Opened 11 years ago

Closed 10 years ago

#5158 closed defect (invalid)

Core dump from GDALDeinitGCPs when multithreading

Reported by: searsz Owned by: warmerdam
Priority: highest Milestone:
Component: default Version: 1.10.0
Severity: blocker Keywords: Core Dump GCP Deinint
Cc: searsz

Description

I am attempting to use the GCP transform code to transform imagery from multiple sources in real time. When I use the API methods with just a single data source I have no problems, however when I try and transform multiple sources the GDALDeinitGCPs method seems to fail every time.
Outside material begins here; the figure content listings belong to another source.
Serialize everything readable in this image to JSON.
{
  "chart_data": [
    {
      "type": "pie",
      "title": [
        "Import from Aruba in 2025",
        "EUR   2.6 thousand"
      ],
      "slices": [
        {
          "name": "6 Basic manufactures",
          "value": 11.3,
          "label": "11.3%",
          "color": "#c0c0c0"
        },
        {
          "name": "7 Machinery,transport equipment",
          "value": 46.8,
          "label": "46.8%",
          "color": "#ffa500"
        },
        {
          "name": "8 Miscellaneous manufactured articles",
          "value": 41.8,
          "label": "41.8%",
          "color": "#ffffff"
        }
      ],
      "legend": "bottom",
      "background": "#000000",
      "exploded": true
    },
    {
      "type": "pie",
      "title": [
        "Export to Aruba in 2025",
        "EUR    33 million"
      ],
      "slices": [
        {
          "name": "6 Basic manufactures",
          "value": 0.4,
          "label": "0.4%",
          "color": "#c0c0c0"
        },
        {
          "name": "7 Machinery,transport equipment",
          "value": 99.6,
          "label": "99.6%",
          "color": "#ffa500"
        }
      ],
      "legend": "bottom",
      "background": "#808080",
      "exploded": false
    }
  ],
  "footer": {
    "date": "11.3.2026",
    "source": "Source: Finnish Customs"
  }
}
The error returned at the time of the core dump is:

Error: free(): invalid next size (fast):

Which generally means the heap is getting corrupted/over-written somewhere, but this appears to be happening somewhere that I have no control over. The general flow of the larger software is:

1) Start a seperate thread for each data source. 2) Within that thread initialize the wrapper class that I have built to do the transformation.

So the different source threads do not share the same transformer object class

3) As a new set of data comes in for each set the GCPs, do the transform and attempt to free the GCP list, this is where the failure occurs.

I won't post the full piece of code, but the pieces of code that have to deal with the GCPs is given below.

GDAL_GCP *gcps = NULL;    // Initialize gcps to NULL

// Realloc the gcps if there were enough points on the earth
gcps = (GDAL_GCP *) CPLRealloc (gcps, numGcpOn * sizeof(GDAL_GCP));
GDALInitGCPs(numGcpOn, gcps);
// Assign the gcps...
// ...

// Assign the gcps to the raster
rawRaster->setGCPs((int) numGcpOn, gcps, rawWkt);

// Do the transformation
// Create the output files
// Handle errors...

// Cleanup time
if (gcps != NULL){
    GDALDeinintGCPs(numGcpOn,gcps);    Consistent core dump
    CPLFree(gcps);
}
gcps = NULL;

Like I said before this all works perfectly fine if I only have a single data source running, however once I turn on any additional sources this will fail every time. It is worth noting that the data from each source will arrive at nearly the same point in time, so multiple threads will be executing at nearly the same time. The only thing I can think of is that the Realloc is not giving a unique memory set, but that doesn't even make a lot of sense to me.

When the transformations do complete, meaning running a single data source, they are definately correct so it doesn't seem to be that the GCPs are messed up and that is somehow causing problems. As a final note for a given set of data there is roughly 4000 or so GCPs, not a huge number but not small since these are fairly large images that I am receiving. Hopefully this is a simple fix as the libraries have been extremely useful up to this point.

Change History (2)

comment:1 by warmerdam, 11 years ago

I don't see any obvious issues with the GCP handling.

Generally speaking GDAL is not thread safe for writing in multiple threads at the same time which I'm guessing you are doing. Usually that thread safety condition would not immediately manifest as heap corruption - more likely corrupt output files - but that could be the source of the problem.

If you can run under valgrind that might help you isolate the issue. Alternatively if you can provide a code segment that demonstrates the problem for us we might be able to investigate. At this time there isn't much for us to go on.

comment:2 by Even Rouault, 10 years ago

Resolution: invalid
Status: newclosed

Closing. No feedback from reporter. No direct way of reproducing. The only way of progressing of this would be to have a standalone code snippet that would reproduce the issue.